Saw V picks up minutes after Saw III and Saw IV, with Jigsaw’s second apprentice carrying on the sadistic work of his mentor. Lacking the brilliance of the original mastermind, the new apprentice, Lieutenant Mark Hoffman (played by Costas Mandylor and revealed at the end of Saw IV) slips up with one of his traps and allows FBI Agent Peter Strahm (Scott Patterson) to live. The movie then becomes a cat and mouse game of Strahm pursuing Hoffman, whom he suspects of being in league with Jigsaw, while Hoffman springs a new trap on five unsuspecting new victims.
The new trap is similar in many ways to the house trap from Saw II. Rather than having a single person enduring the Jigsaw treatment, there are five seemingly unconnected (but likely somehow related) people stuck in a locked room and tethered by the neck to a pulley system that eventually will decapitate them. Through the course of the movie, we follow their progress as they move from room to room in the trap, facing horrible test after horrible test. Among the victims are Brit, a real estate developer played by Julie Benz and a journalist played by Carlo Rota.
A third element to the plot this time is a series of flashbacks, similar to the ones we’ve seen in the previous installments. This time around we get Hoffman’s origin story and learn more about his character prior to meeting Jigsaw (Tobin Bell), as well as how he became Jigsaw’s apprentice. The flashbacks tie into events we’ve seen in all the previous Saw movies, and as always they illuminate aspects and details we never thought to question from those earlier movies.
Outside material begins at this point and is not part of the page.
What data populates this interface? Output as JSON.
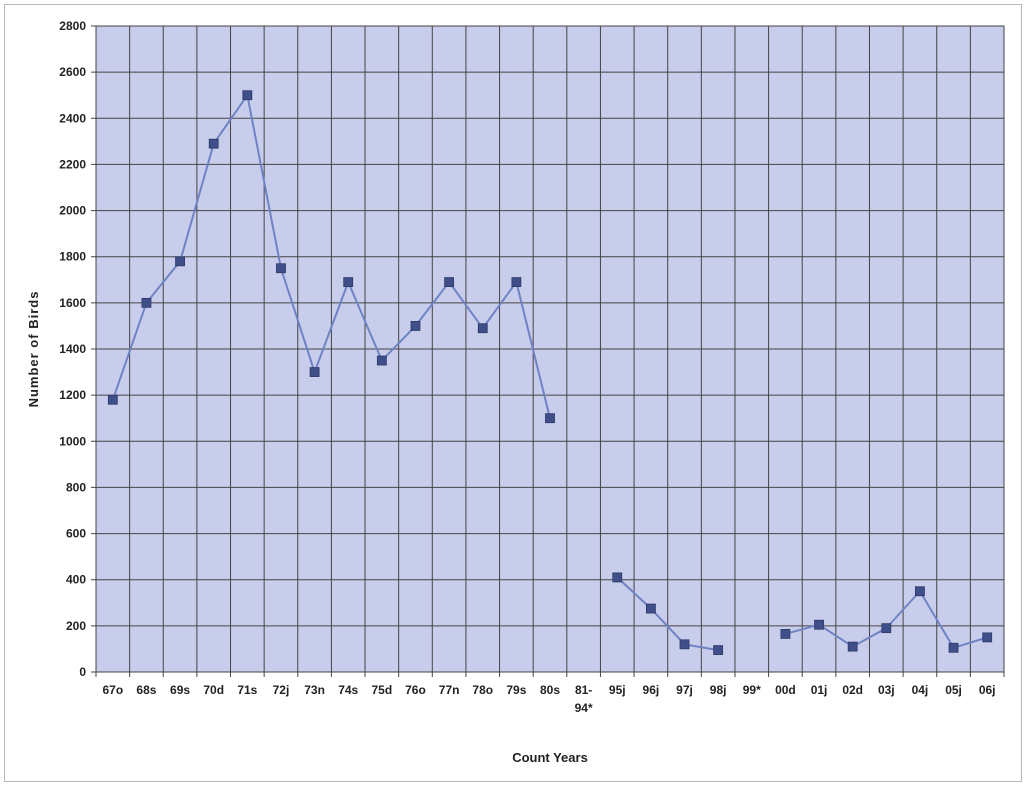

Saw V is an entertaining movie, but it definitely is the weakest of the five films. To me it feels like a gap filler between Saw IV and Saw VI. I enjoyed the flashbacks, mostly due to Tobin Bell’s brilliance and his complete grasp of Jigsaw, and the new multi-room trap was an intriguing watch as well. I’m a fan of Julie Benz from her work on Dexter, Buffy, and Angel, and I have enjoyed Carlo Rota on 24, so it was neat to see the two of them together in one of my favorite movie franchises. The movie is lacking in its metaplot, though. Strahm’s pursuit of Hoffman and Hoffman’s activities fail to engage in the same way that previous cops and their pursuits of Jigsaw and Amanda have grabbed me. I think this is due in large part to Tobin Bell’s continued absence from the present day proceedings. I don’t buy Hoffman as a mastermind, and his moral compass is nowhere near the original Jigsaw’s. He comes across as just a thug, left with the remnant of a psychotic legacy.
One of the hallmarks of the Saw movies is a surprising twist in the third act. Saw V‘s tagline has been “You won’t believe how it ends” (no marks for originality there), and I guess it ended up being a fulfilled promise. While I left all four previous Saw movies with a feeling of, “Hey, that was kind of neat,” I left Saw V sort of perplexed, because what seems to have been the intended twist at the end was actually something that was very obvious and should be evident to anyone halfway through the movie. Robbed of a sufficiently engaging villain and a cool bit of audience deception, Saw V fails to be as much fun as the previous outings.
There are of course some dangling threads that are sure to be resolved in Saw VI, and the one that intrigues me the most involves a metal box and Jigsaw’s widow, Jill. Even though Saw V left me cold, I’m still a fan of the series and am looking forward to my yearly solo theater outing to catch the newest developments in the increasingly labyrinthine plot.